The Coat of arms of the Wakefield District was granted in 1990. Between 1974 and 1990, the council did not have arms that represented its governance of the expanded metropolitan district of the City of Wakefield, and used the arms of the County Borough of Wakefield. Arms had been granted to the district's constituent city and towns, (Wakefield, Castleford, Horbury, Knottingley, Ossett and Pontefract) but an application to the College of Arms was made for a unifying achievement.

The shield of the arms has a background of black and gold. The black represents the coal mining industry that was once widespread and important to the district. In the top, left of the shield is the arms of the city of Wakefield. The mural crowns signify Wakefield's important role in governance for the surrounding area.

The compartment shows thirteen acorns which represent the thirteen former local government areas of the West Riding of Yorkshire that merged to form the metropolitan district in 1974. Beneath the compartment is a motto, "Persevere and prosper".

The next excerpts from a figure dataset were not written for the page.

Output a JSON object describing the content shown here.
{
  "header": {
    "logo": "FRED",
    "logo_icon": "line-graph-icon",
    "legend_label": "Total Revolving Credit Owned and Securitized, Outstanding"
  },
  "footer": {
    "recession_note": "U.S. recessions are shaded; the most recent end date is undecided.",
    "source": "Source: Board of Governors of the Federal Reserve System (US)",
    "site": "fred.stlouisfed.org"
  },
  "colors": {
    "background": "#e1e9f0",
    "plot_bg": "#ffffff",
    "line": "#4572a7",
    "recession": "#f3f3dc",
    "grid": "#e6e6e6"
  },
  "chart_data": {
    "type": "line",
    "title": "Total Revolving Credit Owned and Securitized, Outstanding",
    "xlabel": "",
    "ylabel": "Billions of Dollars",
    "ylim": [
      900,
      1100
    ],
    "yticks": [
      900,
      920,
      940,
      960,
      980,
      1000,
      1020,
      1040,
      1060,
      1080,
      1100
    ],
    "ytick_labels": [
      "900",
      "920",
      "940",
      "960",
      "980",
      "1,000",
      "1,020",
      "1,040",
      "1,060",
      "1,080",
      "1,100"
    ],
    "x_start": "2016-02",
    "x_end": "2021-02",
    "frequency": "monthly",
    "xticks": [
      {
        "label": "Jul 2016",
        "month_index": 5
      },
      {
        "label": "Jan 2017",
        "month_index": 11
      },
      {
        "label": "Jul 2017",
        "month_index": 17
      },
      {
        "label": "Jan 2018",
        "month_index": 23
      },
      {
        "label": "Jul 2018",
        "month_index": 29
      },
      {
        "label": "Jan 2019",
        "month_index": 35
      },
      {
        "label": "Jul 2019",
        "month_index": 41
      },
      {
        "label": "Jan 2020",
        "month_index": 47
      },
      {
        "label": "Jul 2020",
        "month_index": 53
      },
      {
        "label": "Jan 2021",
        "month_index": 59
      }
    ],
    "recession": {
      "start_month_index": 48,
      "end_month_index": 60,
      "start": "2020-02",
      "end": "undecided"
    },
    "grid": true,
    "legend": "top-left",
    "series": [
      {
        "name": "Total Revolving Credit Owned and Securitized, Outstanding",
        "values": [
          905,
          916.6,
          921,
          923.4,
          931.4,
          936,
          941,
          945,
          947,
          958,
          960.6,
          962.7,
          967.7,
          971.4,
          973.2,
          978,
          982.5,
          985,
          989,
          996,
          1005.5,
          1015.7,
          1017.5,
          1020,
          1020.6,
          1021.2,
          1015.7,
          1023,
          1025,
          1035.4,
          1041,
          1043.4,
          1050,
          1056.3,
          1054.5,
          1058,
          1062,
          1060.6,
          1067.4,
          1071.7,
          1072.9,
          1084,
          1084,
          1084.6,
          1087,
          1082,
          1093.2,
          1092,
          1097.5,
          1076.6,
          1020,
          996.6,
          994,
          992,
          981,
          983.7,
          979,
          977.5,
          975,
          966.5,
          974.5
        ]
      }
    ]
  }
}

==Arms of the County Borough Council==

Arms of the former Wakefield City and County Borough Council

The arms used before 1990 had been used in Wakefield for over 500 years. The arms had the simple blazon of "Azure, a fleur-de-lys Or". Despite its history, arms were not officially granted until 1932 when the ermine fimbriation was added. Consequently, the blazon became "Azure, a fleur-de-lys Or fimbriated Ermine".